23rd of April

Risco moral


Risco moral é um conceito usado por alguns eticistas (filósofos especialistas em moral). Vou ilustrar, como o entendo, com dois exemplos que doam nos nossos calos.

1 – Usar drogas ilícitas pode ser moral ou imoral. Uma vez que uma parcela da população é viciada em certa substância, e sofre muito se parar de usá-la ‘de supetão’, existe mais risco moral em ser extremamente duro negando qualquer acesso à droga do que em fornecer pequenas quantidades para que consigam diminuir o consumo e passar do baixo consumo para consumo nenhum (política chamada de ‘redução de danos’). Há menor risco moral na redução de danos também porque corta-se o financiamento que o viciado dá ao traficante (e o traficante obviamente não está interessado em reduzir o consumo dos viciados). Assim, o Estado transforma-se num “traficante brando”, aparentemente violando sua própria regra de proibição do acesso à substância, para o bem dos viciados (diminuição de seu sofrimento em crises de abstinência com a meta de que parem de consumir no futuro).

2 – Comer carne pode ser moral ou imoral. Se nós já comemos carne (é o meu caso, exceto para a vermelha), ainda que não tenhamos dúvidas de que é certo há coisas que podemos fazer para reduzir o risco moral desse hábito, sem mudá-lo (mesmo coisas que acreditamos ser certas podem vir acompanhadas de risco moral). Há mais risco moral em comer carne procedente de um abatedouro desconhecido, que não dá nenhuma informação sobre o tratamento do animal até o abate e durante o abate, do que comer carne de procedência conhecida, com alguma garantia de que o animal não foi criado em confinamento nem submetido a requintes de tortura, e de que foi abatido com procedimentos maximamente indolores. Isso é algo que raramente passa pela cabeça da maioria dos onívoros, e raramente aparece no discurso de ativistas de direitos animais, mas é algo bastante importante que poderia fazer pessoas em posições antagônicas sobre a questão da ética da dieta finalmente colaborarem nesses detalhes pela diminuição do risco moral.

Quando digo, aqui, que uma atitude “pode ser moral ou imoral”, não quer dizer que eu pense que os argumentos pró e contra são igualmente persuasivos. Quer dizer que eu penso que pode ser útil, de vez em quando, suspender o juízo sobre as grandes conclusões e focar-se em maneiras de fazer a coisa mais correta possível no nível dos detalhes, da diminuição dos riscos de estar causando sofrimento desnecessário a qualquer ser capaz de sofrer, o que para mim orienta qualquer coisa digna de ser chamada de ética ou moral.

Não furtar-se ao pensamento ético é ter respeito por si mesmo como ser capaz de pensar.

  • Ambos exemplos vão bem na linha do que penso ser eticamente saudável. Por que os CAPS não passam a distribuir drogas a dependentes? Isso mata a corrente do tráfico. Claro que é muito complexo implementar; ignorar é muito pior. Eu já levei esta discussão num grupo gestor e quase apanhei 'vc não pode estar falando sério!'
    Na questão ética animal, acho atualmente menos nocivo comer carne bovina que suína ou aviar: os tratamentos as que são submetidos os últimos rebanhos durante toda sua vida me deixa envergonhado cada vez que como um peito de frango ou toucinho. Discussões sem preconceito são difíceis.
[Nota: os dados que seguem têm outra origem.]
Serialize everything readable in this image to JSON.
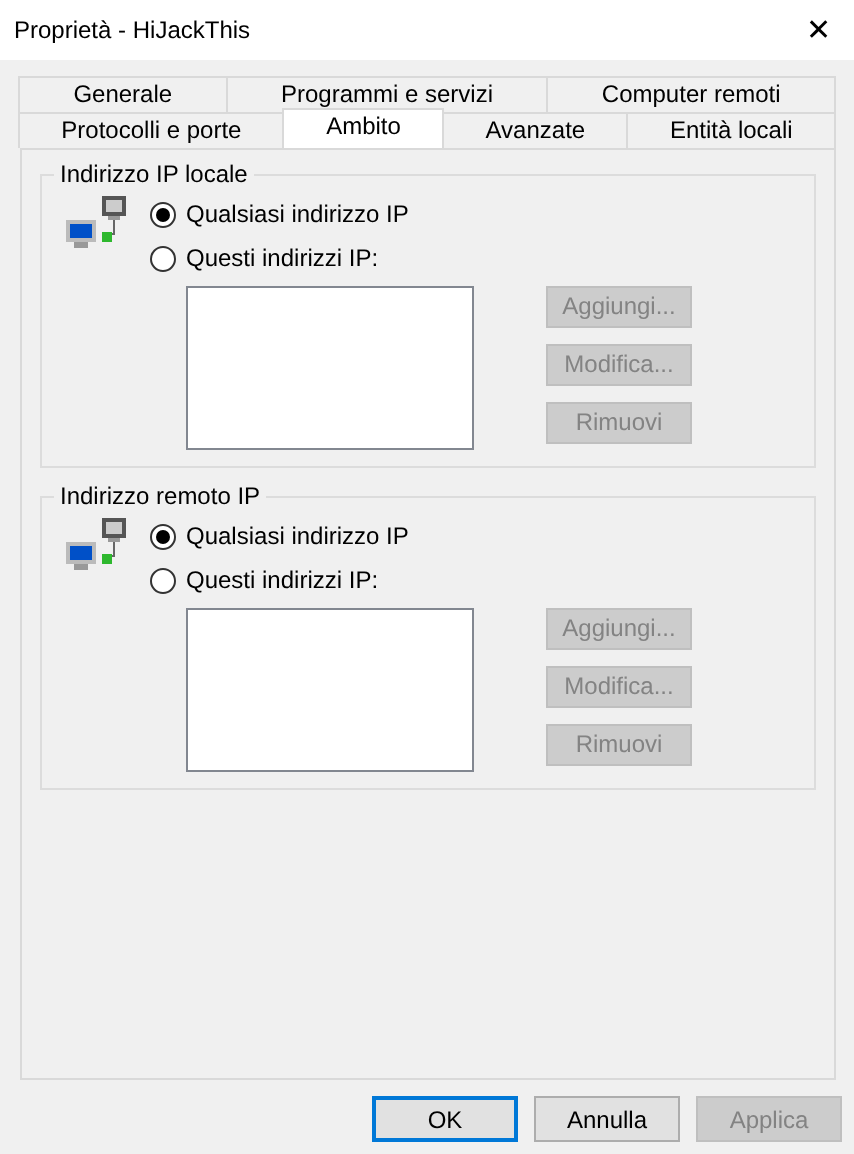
{
  "window": {
    "title": "Proprietà - HiJackThis",
    "close": "✕"
  },
  "tab_rows": [
    [
      {
        "label": "Generale",
        "selected": false
      },
      {
        "label": "Programmi e servizi",
        "selected": false
      },
      {
        "label": "Computer remoti",
        "selected": false
      }
    ],
    [
      {
        "label": "Protocolli e porte",
        "selected": false
      },
      {
        "label": "Ambito",
        "selected": true
      },
      {
        "label": "Avanzate",
        "selected": false
      },
      {
        "label": "Entità locali",
        "selected": false
      }
    ]
  ],
  "groups": [
    {
      "title": "Indirizzo IP locale",
      "options": [
        {
          "label": "Qualsiasi indirizzo IP",
          "selected": true
        },
        {
          "label": "Questi indirizzi IP:",
          "selected": false
        }
      ],
      "buttons": [
        {
          "label": "Aggiungi...",
          "disabled": true
        },
        {
          "label": "Modifica...",
          "disabled": true
        },
        {
          "label": "Rimuovi",
          "disabled": true
        }
      ]
    },
    {
      "title": "Indirizzo remoto IP",
      "options": [
        {
          "label": "Qualsiasi indirizzo IP",
          "selected": true
        },
        {
          "label": "Questi indirizzi IP:",
          "selected": false
        }
      ],
      "buttons": [
        {
          "label": "Aggiungi...",
          "disabled": true
        },
        {
          "label": "Modifica...",
          "disabled": true
        },
        {
          "label": "Rimuovi",
          "disabled": true
        }
      ]
    }
  ],
  "footer_buttons": [
    {
      "label": "OK",
      "default": true,
      "disabled": false
    },
    {
      "label": "Annulla",
      "default": false,
      "disabled": false
    },
    {
      "label": "Applica",
      "default": false,
      "disabled": true
    }
  ]
}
  • Acho esse papo de redução de danos uma furada, que só serve aos propósitos de quem quer fumar seu baseado em paz e não de quem quer se livrar das drogas.
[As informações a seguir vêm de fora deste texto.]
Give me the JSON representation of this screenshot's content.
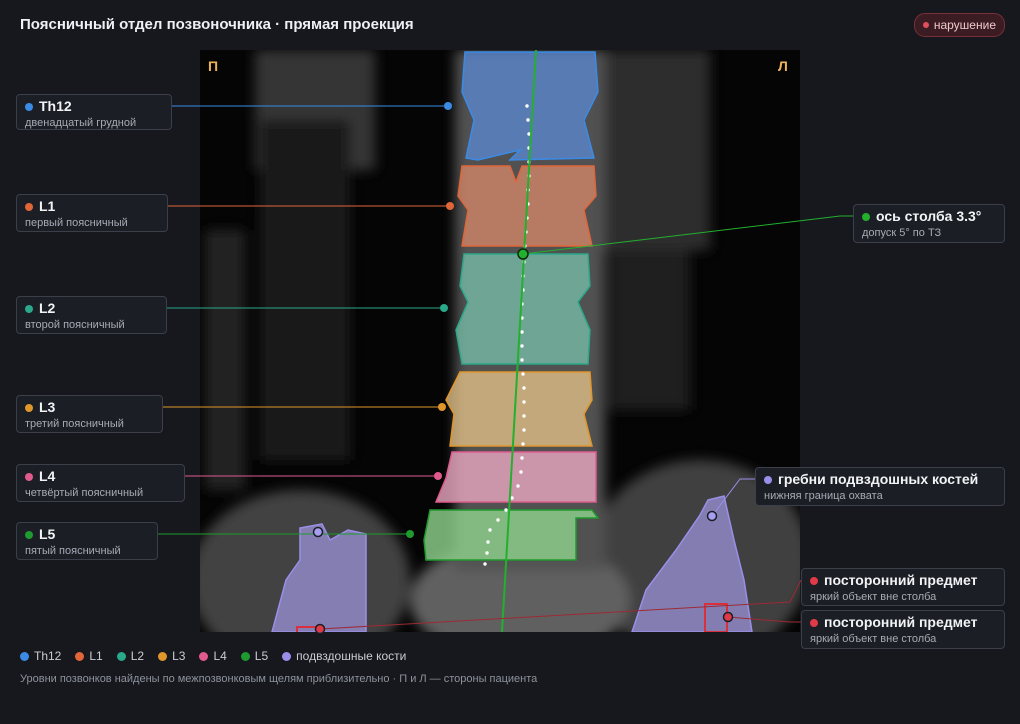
{
  "header": {
    "title": "Поясничный отдел позвоночника · прямая проекция",
    "badge": "нарушение"
  },
  "image": {
    "side_right": "П",
    "side_left": "Л"
  },
  "labels": {
    "th12": {
      "name": "Th12",
      "desc": "двенадцатый грудной",
      "color": "#3b8be6"
    },
    "l1": {
      "name": "L1",
      "desc": "первый поясничный",
      "color": "#e0663a"
    },
    "l2": {
      "name": "L2",
      "desc": "второй поясничный",
      "color": "#2aa88a"
    },
    "l3": {
      "name": "L3",
      "desc": "третий поясничный",
      "color": "#e0962a"
    },
    "l4": {
      "name": "L4",
      "desc": "четвёртый поясничный",
      "color": "#e05a8e"
    },
    "l5": {
      "name": "L5",
      "desc": "пятый поясничный",
      "color": "#1f9a2e"
    },
    "axis": {
      "name": "ось столба 3.3°",
      "desc": "допуск 5° по ТЗ",
      "color": "#22b02e"
    },
    "iliac": {
      "name": "гребни подвздошных костей",
      "desc": "нижняя граница охвата",
      "color": "#9a8fe8"
    },
    "foreign1": {
      "name": "посторонний предмет",
      "desc": "яркий объект вне столба",
      "color": "#e03a48"
    },
    "foreign2": {
      "name": "посторонний предмет",
      "desc": "яркий объект вне столба",
      "color": "#e03a48"
    }
  },
  "legend": [
    {
      "label": "Th12",
      "color": "#3b8be6"
    },
    {
      "label": "L1",
      "color": "#e0663a"
    },
    {
      "label": "L2",
      "color": "#2aa88a"
    },
    {
      "label": "L3",
      "color": "#e0962a"
    },
    {
      "label": "L4",
      "color": "#e05a8e"
    },
    {
      "label": "L5",
      "color": "#1f9a2e"
    },
    {
      "label": "подвздошные кости",
      "color": "#9a8fe8"
    }
  ],
  "footer": "Уровни позвонков найдены по межпозвонковым щелям приблизительно · П и Л — стороны пациента"
}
    Eu sou contra essa ideia de repassar drogas a dependentes. Que tal ajudá-los a se livrar do vício?
    Sofre-se no início, sim, com a abstinência, mas como alguém quer parar de usar drogas sem parar de usá-las?
    Sofrer um momento de abstinência é essencial para salvar a vida de alguém das drogas.
    Se a pessoa não mudar de hábito e ambientes, não vejo como ela vai parar de se drogar… Enquanto ela continuar consumindo, mesmo que menos e fornecido pelo governo, não terá mudado sua condição.
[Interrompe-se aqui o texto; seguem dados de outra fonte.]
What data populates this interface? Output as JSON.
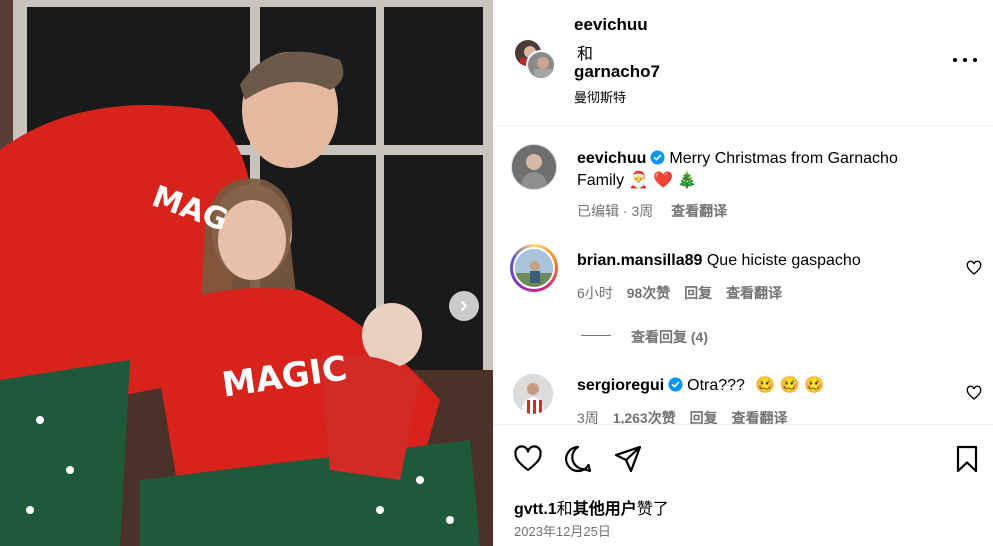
{
  "post": {
    "photo_alt": "",
    "carousel_next_icon": "chevron-right-icon"
  },
  "header": {
    "author1": "eevichuu",
    "conjunction": "和",
    "author2": "garnacho7",
    "location": "曼彻斯特",
    "more_icon": "more-horizontal-icon"
  },
  "caption": {
    "username": "eevichuu",
    "text_line1": "Merry Christmas from Garnacho",
    "text_line2": "Family",
    "emojis": [
      "🎅",
      "❤️",
      "🎄"
    ],
    "edited": "已编辑",
    "dot": " · ",
    "time": "3周",
    "translate": "查看翻译"
  },
  "comments": [
    {
      "username": "brian.mansilla89",
      "text": "Que hiciste gaspacho",
      "time": "6小时",
      "likes": "98次赞",
      "reply": "回复",
      "translate": "查看翻译",
      "view_replies": "查看回复 (4)"
    },
    {
      "username": "sergioregui",
      "verified": true,
      "text": "Otra???",
      "emojis": "🥴 🥴 🥴",
      "time": "3周",
      "likes": "1,263次赞",
      "reply": "回复",
      "translate": "查看翻译"
    }
  ],
  "actions": {
    "like_icon": "heart-icon",
    "comment_icon": "comment-icon",
    "share_icon": "send-icon",
    "save_icon": "bookmark-icon"
  },
  "likes": {
    "user": "gvtt.1",
    "and": "和",
    "others": "其他用户",
    "suffix": "赞了"
  },
  "date": "2023年12月25日",
  "colors": {
    "verified_blue": "#0095f6",
    "muted_text": "#737373",
    "border": "#efefef",
    "pajama_red": "#d8231d",
    "pajama_green": "#1e5a3a"
  }
}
    Outra coisa: liberar as drogas para os viciados sofrerem menos e terem a liberdade de acabar com seu vício aos poucos (como se fosse fácil se controlar) à medida que consome menores porções de droga? Tá, acho que para quem já é viciado não faz muita diferença, já que ele obtém a droga de um jeito e de outro. Mas e todas as novas hordas de pessoas que podem ter acesso facilitado à droga (tanto o acesso à substância como por haver menos repressão social)? É isso que se quer?

    Se se busca ter menos viciados, a "redução de danos" (que em geral é descriminação/legalização das drogas) não é o caminho. Ela quase não ajuda a curar já viciados (só lhes facilita a vida e a dos traficantes), e só colabora para criar novos.